Sendo este um movimento juvenil, como é que viveram a Jornada Mundial da Juventude deste ano? Estamos num momento especial da Igreja…

Foram mais os adolescentes que fizeram eco da Jornada. Uma das frases com que eles ficaram, do Papa, são os sonhos. O Papa apela muito aos sonhos dos adolescentes.

As crianças não viveram tanto, porque há movimentos mais especializados, dos mais jovens, e foi especialmente para eles. Mas ficam ecos, testemunhos, ficam frases, ficam ideias. Particularmente, o Papa Francisco tem um método muito interessante com as crianças, que é “vamos lá pensar, um minuto de silêncio para pensar”.

 

Como seu viu, de resto, neste último encontro, no Vaticano.

Foi fantástico e é esse o nosso método: primeiro qual é a tua opinião? O que é que tu achas? E as Jornadas da Juventude, espero não terminem aqui, ficarão no tempo, ficará uma marca. É isso que esperamos. Os adolescentes irão beneficiar daquilo que o Papa Francisco nos diz.

Louvo-o por esta iniciativa do encontro com as crianças, foi um encontro fantástico. Espero que seja o primeiro de muitos, pelas perguntas que eles fizeram, pelas perguntas que o Tomás levava para fazer – se tivesse oportunidade, ia perguntar se o Papa acredita mesmo que um dia haverá paz total.

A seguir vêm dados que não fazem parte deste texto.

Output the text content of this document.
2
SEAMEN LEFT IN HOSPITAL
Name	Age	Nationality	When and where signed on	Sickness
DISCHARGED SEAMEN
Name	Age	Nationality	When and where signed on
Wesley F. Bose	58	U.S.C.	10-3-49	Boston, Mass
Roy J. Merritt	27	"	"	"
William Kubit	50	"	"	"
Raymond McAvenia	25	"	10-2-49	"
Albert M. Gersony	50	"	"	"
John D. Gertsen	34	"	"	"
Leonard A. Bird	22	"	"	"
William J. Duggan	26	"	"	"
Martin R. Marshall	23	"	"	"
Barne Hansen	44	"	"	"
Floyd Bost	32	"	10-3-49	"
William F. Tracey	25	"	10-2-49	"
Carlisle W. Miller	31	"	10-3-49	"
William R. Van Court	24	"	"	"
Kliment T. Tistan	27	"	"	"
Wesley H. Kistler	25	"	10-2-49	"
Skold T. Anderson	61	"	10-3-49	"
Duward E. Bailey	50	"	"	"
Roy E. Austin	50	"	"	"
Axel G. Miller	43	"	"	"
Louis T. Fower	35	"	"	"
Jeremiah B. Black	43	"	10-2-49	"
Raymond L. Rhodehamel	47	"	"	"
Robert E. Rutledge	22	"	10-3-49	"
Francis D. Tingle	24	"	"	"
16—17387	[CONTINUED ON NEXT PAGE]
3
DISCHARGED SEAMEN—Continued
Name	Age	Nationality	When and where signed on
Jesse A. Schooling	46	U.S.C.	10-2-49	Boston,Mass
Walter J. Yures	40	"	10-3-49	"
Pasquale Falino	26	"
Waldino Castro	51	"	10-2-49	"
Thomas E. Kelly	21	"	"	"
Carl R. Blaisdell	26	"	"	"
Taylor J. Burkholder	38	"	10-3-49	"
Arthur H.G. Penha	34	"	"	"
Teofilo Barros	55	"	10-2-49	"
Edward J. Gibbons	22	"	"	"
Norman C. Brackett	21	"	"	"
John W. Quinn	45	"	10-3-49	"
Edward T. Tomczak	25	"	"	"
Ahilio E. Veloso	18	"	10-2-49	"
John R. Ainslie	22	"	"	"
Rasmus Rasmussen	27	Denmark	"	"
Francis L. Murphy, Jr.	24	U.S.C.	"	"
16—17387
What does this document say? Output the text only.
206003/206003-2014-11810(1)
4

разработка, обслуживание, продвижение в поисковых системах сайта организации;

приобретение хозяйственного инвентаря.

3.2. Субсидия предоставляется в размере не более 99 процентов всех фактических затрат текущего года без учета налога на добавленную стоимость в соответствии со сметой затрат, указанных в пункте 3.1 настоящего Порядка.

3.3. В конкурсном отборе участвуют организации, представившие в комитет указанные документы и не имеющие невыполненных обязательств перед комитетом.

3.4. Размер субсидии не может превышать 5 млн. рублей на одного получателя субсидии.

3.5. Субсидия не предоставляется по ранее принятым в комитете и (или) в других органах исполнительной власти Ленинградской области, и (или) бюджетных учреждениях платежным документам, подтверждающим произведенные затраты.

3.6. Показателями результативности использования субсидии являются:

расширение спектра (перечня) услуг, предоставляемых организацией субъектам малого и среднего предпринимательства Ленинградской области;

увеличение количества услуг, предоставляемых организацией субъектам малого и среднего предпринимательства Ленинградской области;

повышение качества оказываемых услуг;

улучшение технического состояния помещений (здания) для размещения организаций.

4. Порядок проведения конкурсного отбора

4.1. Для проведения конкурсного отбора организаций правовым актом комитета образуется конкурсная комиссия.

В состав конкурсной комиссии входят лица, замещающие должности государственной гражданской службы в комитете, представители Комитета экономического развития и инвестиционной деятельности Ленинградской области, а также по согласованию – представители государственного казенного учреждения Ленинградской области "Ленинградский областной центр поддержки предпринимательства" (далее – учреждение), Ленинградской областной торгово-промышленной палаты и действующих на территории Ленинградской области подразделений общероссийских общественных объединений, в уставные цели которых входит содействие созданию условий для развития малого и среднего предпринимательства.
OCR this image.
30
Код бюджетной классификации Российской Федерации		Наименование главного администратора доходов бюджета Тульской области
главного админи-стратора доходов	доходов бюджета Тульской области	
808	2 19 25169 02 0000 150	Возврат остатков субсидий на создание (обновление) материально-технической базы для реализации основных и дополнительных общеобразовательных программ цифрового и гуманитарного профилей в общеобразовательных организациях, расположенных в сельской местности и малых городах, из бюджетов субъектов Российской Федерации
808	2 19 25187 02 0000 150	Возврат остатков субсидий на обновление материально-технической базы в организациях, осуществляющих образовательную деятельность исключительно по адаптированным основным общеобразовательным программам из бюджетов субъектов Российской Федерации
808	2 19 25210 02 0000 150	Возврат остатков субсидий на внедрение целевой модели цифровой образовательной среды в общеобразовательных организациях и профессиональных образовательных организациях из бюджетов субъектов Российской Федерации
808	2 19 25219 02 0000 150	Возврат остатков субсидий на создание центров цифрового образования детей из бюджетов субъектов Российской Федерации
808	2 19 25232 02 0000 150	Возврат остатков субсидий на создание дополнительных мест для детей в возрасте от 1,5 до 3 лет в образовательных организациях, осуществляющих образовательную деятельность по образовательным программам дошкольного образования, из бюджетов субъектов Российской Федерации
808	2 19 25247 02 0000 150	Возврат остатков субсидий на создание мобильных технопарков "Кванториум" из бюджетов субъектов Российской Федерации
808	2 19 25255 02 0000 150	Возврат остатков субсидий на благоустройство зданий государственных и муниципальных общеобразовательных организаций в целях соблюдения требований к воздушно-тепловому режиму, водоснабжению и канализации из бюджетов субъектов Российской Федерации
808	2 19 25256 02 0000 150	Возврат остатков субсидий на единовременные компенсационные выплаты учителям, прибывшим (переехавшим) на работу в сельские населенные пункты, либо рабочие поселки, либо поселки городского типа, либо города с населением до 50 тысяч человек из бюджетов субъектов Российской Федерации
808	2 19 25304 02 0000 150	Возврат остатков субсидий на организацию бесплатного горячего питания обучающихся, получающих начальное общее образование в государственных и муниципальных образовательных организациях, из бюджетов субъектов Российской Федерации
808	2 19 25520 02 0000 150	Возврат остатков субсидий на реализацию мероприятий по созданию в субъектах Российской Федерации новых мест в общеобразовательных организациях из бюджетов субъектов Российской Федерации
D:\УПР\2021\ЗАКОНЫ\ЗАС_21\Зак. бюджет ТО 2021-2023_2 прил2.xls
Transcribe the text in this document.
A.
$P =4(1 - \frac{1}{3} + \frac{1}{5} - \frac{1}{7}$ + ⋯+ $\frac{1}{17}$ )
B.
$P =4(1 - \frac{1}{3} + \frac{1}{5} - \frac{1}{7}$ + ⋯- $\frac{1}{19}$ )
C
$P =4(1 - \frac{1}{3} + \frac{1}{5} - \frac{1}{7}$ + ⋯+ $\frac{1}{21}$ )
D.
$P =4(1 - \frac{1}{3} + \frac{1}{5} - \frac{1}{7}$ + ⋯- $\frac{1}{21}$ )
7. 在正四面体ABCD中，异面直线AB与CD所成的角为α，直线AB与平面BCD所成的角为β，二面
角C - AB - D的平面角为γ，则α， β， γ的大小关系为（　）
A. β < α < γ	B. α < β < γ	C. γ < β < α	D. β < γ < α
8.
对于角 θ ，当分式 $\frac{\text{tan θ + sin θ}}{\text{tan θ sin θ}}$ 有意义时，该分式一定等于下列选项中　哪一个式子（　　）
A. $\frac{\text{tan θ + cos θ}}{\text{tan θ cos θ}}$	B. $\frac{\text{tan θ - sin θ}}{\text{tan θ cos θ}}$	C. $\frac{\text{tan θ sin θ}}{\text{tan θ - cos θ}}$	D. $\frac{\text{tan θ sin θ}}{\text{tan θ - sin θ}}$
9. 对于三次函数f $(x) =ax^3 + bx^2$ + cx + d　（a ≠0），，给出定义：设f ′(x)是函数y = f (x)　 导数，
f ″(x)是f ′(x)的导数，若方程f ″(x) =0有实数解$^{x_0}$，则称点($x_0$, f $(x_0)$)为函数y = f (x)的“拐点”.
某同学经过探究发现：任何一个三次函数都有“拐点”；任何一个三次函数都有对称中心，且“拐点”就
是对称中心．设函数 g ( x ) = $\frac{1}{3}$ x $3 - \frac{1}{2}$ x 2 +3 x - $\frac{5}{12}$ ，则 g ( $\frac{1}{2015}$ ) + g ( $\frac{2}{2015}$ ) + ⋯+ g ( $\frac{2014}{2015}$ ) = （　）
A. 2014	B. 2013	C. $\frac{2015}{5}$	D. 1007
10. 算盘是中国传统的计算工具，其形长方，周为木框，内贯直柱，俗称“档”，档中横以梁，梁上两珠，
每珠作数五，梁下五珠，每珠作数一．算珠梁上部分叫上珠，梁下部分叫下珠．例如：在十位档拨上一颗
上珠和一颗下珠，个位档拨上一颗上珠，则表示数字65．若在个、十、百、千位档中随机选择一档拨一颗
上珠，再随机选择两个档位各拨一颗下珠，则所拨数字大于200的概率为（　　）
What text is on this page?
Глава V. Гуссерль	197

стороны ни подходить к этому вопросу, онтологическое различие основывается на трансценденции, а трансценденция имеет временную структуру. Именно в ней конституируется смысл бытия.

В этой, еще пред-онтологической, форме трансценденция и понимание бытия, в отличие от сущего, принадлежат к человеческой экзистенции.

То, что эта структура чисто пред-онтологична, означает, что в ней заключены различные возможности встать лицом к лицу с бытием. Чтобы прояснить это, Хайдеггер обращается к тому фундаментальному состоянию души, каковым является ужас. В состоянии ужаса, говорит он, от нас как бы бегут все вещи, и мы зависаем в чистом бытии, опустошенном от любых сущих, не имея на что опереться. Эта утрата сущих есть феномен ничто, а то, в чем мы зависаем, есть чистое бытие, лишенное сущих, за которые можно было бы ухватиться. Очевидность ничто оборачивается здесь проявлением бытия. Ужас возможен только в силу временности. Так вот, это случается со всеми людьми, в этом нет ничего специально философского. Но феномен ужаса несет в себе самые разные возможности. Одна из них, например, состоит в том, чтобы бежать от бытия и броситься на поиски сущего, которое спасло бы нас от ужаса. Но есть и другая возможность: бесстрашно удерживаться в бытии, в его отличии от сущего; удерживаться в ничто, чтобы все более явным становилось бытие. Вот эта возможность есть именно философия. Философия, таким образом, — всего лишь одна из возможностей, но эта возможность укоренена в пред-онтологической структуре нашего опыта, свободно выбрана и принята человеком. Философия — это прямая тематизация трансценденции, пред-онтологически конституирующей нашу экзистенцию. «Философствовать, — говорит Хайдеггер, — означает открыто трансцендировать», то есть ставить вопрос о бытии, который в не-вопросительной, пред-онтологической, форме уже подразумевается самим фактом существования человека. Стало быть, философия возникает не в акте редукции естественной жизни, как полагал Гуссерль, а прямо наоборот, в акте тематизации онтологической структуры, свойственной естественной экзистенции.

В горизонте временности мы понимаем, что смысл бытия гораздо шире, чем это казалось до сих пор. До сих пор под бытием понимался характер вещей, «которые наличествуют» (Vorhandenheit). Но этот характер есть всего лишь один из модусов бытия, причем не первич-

Portanto, são grandes questões, grandes desafios que às vezes nós, adultos, gostaríamos de ter a capacidade de as fazer. Mas, vai ter eco nos próximos anos.

 

A Jornada Mundial da Juventude foi um momento muito festivo da vida da Igreja Católica. O último ano, porém, não foi só de festa. Tivemos o relatório da Comissão Independente sobre casos de abuso sexual, muitos deles sobre menores. Pergunto se esta situação, e a mudança promovida pelo Papa e pela Conferência Episcopal na proteção de menores, especificamente, teve algum impacto no MAAC?

Não diretamente, mais nos acompanhantes: formar os acompanhantes para esta questão, estarmos muito atentos a esta realidade. É evidente que as crianças se apercebem das notícias. Não é propriamente uma questão neste momento, até porque não somos um movimento de massas, mas é uma questão permanente de atenção.

 

Perguntava se não gerou qualquer afastamento ou qualquer desconfiança…

Alguns pais podem pensar nisso, sendo um movimento de crianças, mas temos sempre uma relação muito aberta e de muita proximidade. Portanto, há um pacto de confiança. Agora, não podemos descurar. É uma preocupação fundamental.

 

Acha que o movimento pode contribuir para a definição de uma resposta, pela experiência que tem?

Pode. O movimento pode contribuir nas questões que possam ser postas, sendo sempre refletidas com abertura. Penso que é um problema que não podemos descurar, estando sempre muito atentos a cada realidade que se aproxima, porque nunca podemos dizer desta água não beberei, não é?

 

No que observa, a Igreja tem sabido atuar?

Tem sabido atuar e temos de o fazer sempre com muita transparência e muita humildade, nesta situação. Saber ouvir e saber ver, de olhos atentos.